I think 2048 * 2 + 512 is not 3 addis with the new code. After adding 512, we can't do the remaining 4096 in two addis. We can only do a maximum of 4094 with 2 addis.

yes, I did not consider the positive offset is only 2047, I think we can list the condition like the following(Use 512 of RVCompressLen as example):
the instuctions include prologue and epilogue together.

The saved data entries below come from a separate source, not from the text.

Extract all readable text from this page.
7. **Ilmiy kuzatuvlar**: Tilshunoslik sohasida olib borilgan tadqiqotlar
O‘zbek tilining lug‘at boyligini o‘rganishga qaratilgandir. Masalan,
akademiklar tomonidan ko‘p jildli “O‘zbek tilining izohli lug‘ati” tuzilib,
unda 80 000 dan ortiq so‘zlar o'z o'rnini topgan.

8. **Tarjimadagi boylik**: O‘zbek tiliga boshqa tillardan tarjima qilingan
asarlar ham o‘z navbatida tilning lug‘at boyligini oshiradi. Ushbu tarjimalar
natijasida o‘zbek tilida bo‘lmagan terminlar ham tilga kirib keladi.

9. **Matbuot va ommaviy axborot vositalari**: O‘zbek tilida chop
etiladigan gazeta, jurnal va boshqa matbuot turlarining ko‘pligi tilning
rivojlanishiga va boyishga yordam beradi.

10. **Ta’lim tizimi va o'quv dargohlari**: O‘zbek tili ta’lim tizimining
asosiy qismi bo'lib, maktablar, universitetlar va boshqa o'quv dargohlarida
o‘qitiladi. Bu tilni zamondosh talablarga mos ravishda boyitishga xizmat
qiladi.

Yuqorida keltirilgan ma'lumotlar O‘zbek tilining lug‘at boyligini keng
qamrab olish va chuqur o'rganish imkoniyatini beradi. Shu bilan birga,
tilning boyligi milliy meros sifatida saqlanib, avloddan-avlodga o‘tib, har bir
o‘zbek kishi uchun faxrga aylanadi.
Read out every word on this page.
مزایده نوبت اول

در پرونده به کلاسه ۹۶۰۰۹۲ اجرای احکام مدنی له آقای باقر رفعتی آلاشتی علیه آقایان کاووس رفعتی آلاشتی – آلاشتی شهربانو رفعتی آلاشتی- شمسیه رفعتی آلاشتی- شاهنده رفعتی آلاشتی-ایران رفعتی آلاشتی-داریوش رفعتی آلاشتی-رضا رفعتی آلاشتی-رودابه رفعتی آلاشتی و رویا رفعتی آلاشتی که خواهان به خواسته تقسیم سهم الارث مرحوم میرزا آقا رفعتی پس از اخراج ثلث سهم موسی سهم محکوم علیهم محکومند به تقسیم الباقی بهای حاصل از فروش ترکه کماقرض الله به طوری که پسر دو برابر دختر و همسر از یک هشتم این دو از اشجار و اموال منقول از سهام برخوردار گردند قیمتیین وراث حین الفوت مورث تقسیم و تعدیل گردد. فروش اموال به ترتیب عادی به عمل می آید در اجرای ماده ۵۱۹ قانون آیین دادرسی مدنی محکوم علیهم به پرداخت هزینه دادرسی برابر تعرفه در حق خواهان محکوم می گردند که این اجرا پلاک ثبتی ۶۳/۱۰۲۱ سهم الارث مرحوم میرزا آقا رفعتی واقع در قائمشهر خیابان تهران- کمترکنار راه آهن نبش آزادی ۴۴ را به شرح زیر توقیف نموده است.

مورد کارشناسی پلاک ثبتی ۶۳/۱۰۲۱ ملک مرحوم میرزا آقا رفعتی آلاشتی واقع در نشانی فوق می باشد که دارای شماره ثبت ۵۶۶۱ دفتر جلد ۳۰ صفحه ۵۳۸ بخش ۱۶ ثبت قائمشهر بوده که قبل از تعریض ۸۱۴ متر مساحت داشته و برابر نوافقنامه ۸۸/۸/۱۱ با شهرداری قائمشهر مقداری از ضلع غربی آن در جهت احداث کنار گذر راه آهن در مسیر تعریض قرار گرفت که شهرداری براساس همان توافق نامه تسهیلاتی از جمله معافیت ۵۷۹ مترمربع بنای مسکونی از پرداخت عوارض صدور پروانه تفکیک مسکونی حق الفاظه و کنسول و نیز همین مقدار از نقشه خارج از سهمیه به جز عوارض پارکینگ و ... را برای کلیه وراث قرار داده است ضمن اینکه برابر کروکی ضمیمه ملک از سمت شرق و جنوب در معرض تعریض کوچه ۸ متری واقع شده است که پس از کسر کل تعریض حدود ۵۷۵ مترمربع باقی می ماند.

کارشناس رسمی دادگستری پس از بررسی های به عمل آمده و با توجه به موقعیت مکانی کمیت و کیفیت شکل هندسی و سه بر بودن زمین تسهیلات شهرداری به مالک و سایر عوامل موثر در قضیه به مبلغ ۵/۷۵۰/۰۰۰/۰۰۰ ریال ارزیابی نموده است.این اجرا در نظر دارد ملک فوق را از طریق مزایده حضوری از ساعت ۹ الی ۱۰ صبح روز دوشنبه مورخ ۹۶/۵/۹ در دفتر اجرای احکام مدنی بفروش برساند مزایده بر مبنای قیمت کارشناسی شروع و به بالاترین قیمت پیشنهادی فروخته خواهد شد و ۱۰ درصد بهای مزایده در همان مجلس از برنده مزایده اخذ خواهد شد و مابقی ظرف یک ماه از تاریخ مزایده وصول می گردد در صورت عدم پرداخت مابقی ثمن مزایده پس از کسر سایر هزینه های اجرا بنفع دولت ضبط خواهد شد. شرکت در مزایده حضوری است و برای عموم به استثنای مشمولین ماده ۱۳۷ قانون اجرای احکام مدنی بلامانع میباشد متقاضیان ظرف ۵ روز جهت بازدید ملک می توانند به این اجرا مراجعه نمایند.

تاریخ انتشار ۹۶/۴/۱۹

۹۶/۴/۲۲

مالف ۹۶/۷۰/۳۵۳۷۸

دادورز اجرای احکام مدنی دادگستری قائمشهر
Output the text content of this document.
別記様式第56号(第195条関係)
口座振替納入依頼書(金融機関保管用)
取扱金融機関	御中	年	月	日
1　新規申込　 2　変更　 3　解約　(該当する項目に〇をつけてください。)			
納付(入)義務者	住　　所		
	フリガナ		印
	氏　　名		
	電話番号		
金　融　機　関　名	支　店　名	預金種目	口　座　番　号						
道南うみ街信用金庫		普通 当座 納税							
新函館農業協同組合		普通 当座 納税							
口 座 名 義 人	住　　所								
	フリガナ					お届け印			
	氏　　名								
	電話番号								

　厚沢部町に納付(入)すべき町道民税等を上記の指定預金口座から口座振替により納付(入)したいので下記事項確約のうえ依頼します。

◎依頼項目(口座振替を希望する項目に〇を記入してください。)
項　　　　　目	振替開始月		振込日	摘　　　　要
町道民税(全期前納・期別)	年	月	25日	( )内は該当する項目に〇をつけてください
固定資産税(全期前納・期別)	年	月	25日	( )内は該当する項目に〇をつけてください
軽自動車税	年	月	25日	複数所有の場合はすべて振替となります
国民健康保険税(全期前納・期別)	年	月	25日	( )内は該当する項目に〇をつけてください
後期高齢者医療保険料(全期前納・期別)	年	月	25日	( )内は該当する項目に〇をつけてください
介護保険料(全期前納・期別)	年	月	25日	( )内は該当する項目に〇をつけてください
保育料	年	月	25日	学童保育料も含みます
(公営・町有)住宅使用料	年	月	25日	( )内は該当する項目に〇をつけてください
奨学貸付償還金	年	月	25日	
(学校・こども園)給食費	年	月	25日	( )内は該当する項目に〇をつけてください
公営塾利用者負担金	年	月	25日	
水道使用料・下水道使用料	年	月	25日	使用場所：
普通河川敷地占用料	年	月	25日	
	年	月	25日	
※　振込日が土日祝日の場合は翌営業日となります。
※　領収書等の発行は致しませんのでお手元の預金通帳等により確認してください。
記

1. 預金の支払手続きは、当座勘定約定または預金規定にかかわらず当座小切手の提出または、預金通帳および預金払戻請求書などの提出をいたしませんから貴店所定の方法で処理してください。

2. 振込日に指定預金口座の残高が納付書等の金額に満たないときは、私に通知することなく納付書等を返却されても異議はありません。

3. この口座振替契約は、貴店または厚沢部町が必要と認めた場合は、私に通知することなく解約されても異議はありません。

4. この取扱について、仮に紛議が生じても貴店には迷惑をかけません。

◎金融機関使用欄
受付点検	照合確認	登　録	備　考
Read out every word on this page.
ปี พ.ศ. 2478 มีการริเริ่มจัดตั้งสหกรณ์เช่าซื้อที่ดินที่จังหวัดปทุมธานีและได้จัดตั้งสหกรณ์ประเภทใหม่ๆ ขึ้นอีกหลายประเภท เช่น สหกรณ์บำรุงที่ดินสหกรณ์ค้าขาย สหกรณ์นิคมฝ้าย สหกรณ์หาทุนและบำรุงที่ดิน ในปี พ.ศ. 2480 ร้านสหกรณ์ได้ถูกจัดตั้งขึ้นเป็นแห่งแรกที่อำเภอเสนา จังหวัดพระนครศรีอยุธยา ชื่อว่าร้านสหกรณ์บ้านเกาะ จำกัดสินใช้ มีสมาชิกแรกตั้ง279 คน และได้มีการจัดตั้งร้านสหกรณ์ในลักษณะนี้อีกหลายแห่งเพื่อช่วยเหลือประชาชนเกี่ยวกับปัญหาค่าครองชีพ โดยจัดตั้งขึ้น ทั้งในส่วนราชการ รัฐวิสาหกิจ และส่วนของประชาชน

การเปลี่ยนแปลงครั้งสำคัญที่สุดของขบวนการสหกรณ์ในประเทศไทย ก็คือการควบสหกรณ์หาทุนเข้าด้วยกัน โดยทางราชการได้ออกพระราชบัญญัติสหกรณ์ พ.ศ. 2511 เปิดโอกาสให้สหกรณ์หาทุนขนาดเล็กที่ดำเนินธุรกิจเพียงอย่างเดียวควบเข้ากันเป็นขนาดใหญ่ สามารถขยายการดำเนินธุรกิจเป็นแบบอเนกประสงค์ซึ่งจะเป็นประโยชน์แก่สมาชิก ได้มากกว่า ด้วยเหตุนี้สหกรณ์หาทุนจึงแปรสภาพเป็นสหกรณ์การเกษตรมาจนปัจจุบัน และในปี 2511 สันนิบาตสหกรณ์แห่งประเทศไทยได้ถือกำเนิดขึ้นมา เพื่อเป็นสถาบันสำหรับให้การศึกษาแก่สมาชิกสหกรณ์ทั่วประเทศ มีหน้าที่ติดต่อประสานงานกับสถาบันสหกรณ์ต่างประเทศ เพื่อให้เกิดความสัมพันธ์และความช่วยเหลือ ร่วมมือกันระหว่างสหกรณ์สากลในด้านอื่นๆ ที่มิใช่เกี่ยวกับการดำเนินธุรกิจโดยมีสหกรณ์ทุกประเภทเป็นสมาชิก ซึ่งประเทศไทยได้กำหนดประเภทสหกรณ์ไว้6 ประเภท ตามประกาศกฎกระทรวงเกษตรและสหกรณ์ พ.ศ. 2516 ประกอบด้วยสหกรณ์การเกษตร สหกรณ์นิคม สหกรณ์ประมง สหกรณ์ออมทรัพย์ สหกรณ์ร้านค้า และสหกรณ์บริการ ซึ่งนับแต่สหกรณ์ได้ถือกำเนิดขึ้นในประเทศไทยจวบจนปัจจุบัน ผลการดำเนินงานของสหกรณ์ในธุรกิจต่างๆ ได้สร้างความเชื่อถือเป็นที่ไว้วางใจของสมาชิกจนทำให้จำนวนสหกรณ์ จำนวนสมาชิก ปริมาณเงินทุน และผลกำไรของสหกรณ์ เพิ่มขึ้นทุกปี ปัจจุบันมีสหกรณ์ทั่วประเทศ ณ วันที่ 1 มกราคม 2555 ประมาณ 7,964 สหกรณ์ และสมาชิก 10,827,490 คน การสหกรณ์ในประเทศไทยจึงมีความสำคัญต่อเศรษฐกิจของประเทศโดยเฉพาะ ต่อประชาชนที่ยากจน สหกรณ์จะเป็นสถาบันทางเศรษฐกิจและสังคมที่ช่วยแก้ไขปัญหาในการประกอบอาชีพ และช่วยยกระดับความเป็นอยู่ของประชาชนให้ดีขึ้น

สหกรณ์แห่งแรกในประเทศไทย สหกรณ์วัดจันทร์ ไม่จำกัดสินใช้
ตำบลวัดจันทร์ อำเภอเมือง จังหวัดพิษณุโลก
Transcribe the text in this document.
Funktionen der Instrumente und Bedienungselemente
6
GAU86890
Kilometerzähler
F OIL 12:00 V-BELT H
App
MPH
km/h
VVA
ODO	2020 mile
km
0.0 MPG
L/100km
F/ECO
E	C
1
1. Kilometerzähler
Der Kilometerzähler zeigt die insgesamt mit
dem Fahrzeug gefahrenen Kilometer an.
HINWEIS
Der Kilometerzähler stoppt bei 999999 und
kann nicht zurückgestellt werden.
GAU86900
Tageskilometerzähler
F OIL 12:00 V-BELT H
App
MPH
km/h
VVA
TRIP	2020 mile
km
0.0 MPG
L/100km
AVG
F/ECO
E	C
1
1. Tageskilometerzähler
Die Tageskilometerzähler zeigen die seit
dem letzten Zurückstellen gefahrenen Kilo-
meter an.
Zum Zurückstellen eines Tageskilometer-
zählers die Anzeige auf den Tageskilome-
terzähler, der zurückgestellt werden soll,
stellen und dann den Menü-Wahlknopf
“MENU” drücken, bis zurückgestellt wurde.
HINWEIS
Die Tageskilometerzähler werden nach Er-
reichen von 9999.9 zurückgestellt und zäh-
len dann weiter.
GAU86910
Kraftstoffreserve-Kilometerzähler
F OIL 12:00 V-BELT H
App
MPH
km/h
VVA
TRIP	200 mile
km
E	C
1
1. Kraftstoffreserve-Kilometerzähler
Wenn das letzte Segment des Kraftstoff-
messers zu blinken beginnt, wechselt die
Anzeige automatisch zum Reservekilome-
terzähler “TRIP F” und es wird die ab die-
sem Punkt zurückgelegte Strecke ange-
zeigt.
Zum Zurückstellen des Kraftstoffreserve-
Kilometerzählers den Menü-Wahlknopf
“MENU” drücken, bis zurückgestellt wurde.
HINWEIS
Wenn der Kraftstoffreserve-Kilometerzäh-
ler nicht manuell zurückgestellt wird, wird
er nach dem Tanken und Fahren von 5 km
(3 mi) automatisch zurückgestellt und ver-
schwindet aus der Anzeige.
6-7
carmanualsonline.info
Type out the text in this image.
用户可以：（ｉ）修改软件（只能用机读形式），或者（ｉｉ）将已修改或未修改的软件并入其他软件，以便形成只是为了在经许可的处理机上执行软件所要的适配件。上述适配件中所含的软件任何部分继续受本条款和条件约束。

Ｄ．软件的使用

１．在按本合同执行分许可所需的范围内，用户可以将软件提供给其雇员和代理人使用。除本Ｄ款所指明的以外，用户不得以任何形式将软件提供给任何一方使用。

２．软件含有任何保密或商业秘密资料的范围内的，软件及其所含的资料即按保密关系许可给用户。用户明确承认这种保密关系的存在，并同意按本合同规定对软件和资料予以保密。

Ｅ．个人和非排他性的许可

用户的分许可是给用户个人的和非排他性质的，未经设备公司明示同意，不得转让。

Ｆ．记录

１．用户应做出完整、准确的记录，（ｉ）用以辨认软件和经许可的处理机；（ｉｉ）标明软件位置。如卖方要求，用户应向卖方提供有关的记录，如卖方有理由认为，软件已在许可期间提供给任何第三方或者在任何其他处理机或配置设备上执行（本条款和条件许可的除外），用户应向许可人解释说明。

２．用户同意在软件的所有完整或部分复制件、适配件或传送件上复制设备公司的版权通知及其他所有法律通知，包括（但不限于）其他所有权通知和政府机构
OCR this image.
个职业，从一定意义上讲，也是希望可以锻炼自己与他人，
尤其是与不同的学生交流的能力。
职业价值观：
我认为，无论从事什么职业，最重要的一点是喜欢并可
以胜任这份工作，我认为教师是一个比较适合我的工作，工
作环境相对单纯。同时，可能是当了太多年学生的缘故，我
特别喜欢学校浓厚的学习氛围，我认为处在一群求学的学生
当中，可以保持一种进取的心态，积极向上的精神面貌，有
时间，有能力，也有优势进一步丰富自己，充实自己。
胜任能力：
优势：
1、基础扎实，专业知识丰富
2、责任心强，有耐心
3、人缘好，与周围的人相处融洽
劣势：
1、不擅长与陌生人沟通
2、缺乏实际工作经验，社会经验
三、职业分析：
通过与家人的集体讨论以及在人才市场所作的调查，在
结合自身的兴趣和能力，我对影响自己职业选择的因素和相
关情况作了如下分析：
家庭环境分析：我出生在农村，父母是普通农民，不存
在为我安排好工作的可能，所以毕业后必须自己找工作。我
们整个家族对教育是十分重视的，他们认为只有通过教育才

  1. [2048, 2047+512]: before opt: (addi + addi) x 2 , after opt: (addi + addi) x2: good
  2. 2048 + 512: before opt: (addi + addi) x 2, after opt: (addi + addi) + addi + addi + addi : not good
  3. (2048 + 512, 2048 - StackAlign + 2047] : before opt: (addi + addi) x 2, after opt: (addi + addi + addi) x 2 : not good
  4. 2048 -StackAlign + 2048 : before opt: (addi + addi) + (addi + addi + addi), after opt: (addi + addi + addi) x2: not good
  5. (2048 -stackAlign + 2048, 2047 * 2 + 512] before opt: (addi + addi + addi) x 2, after opt : (addi + addi + addi) x 2: good
  6. (2047 * 2 + 512, 2048 * 2 + 512]: before opt: (addi + addi + addi) x 2, after opt: (addi + addi + addi) + (addi + LUI + addi + add) not good
  7. (2048 * 2 + 512, 2048 -StackAlign + 2047 * 2] : before opt: (addi + addi + addi) x 2, after opt: (addi + lui + addi + add) x 2: not good
  8. 2048 -StackAlign + 2048 + 2047: before opt: (addi + addi + addi) + addi + lui + addi + add, after opt: (addi + lui + addi + add) x 2: not good
  9. 2048 - StackAlign + 2048 + 2048: before opt: (addi + addi + addi) + addi + lui + addi + add, after opt: (addi + lui + addi + add) x 2: not good

10: (2048 * 3 -StackAlign, +inf): before: (addi + lui+ addi + addi +add) * 2, after opt: (addi + lui+ addi + add) x 2 : good
so the new conditions need to be:
if (StackSize <= 2047+ RVCompressLen || (StackSize > 2048 * 2- StackAlign && StackSize <= 2047 * 2 + RVCompressLen) || StackSize > 2048 * 3 -StackAlign), and I have adjusted it, please help review(thanks very much).

This revision is now accepted and ready to land.Aug 17 2023, 8:03 AM
lcvon007 marked 2 inline comments as done.Aug 17 2023, 6:18 PM
lcvon007 marked an inline comment as done.Aug 17 2023, 6:21 PM
lcvon007 added inline comments.
llvm/lib/Target/RISCV/RISCVFrameLowering.cpp
1324

exclude 2048 * 2 -StackAlign yet

lcvon007 marked 2 inline comments as done.Aug 17 2023, 6:21 PM
This revision was automatically updated to reflect the committed changes.